The U.S and Afghan governments have asked the Taliban movement to join the peace talks process in a move to restore sustainable peace in the country.
However, the two allies have warned the group against opting for war and rejecting peace.
While the resurgent Taliban look to continue waging war against the Afghan and U.S troops, the U.S State Department spokesman John Kirby on Friday expressed hope that the group will consider peace with the government in Kabul.
"The Taliban members are not going to renounce that, association with terrorism and continue to pose a threat to either Afghan people or American troops or NATO troops over there, they will face the consequences of that, they will be targeted, they can be targeted, if they are going to pose kind of a threat and conduct kinds of attacks, there is no tolerance for the Taliban in the way you describe it. What we want to see is support for an Afghan-led reconciliation process," he said.
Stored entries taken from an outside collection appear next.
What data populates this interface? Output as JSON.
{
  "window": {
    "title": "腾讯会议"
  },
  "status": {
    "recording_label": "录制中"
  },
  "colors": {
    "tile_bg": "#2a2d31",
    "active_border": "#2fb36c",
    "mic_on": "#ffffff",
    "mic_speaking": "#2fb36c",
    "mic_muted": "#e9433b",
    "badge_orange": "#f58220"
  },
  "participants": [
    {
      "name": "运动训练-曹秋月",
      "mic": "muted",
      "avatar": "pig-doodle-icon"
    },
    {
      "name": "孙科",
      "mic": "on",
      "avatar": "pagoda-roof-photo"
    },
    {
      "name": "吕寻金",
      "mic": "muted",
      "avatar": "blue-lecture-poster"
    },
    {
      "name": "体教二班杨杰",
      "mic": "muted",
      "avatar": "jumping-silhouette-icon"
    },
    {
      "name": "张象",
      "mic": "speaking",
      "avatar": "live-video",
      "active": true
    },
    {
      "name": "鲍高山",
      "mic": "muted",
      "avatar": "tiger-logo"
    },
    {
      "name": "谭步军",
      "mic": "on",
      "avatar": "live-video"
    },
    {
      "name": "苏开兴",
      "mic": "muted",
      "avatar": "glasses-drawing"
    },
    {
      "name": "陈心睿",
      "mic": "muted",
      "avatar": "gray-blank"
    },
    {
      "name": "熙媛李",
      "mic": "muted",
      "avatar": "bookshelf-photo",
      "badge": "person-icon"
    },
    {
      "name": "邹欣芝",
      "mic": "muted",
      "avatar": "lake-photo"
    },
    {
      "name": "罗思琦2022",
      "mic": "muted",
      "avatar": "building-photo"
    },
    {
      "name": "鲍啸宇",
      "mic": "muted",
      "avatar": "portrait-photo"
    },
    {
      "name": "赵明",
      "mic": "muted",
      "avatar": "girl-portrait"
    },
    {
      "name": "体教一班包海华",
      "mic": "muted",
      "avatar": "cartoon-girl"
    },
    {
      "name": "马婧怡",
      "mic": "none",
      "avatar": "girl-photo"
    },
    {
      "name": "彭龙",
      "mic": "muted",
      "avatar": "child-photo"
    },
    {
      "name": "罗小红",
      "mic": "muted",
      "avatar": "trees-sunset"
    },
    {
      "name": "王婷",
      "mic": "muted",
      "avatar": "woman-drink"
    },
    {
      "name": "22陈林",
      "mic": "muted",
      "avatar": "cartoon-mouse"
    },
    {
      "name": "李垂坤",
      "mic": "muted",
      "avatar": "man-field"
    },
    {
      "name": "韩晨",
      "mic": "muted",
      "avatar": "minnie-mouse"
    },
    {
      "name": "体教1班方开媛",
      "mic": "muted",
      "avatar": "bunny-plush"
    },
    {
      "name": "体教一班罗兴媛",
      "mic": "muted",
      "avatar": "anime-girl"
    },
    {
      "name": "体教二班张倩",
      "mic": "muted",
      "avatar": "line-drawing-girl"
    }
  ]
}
"The peace is an opportunity for all those who have become the tools for the foreigners. Taliban must realize the fact they cannot reach their objectives by opting for insurgency and they will not be able to take over power again," Sediq Sediqqi, a spokesman for the ministry of interior said.
This comes a day after the government assured the nation that security forces will be more effective against insurgents from now on following the implementation of the five-year security and defense strategy.
Officials have said the strategy also defines the terms friends and enemies.
The Presidential Palace said that the strategy contains plans for enhancing the capacity of Afghan forces and it also explains ways to put more pressure on militants.
"The government has plans in place for military operations to put pressure and this security defense strategy has also assessed the capacity of Afghan security forces," said Dawa Khan Menapal, a deputy spokesman for President Ashraf Ghani on Thursday.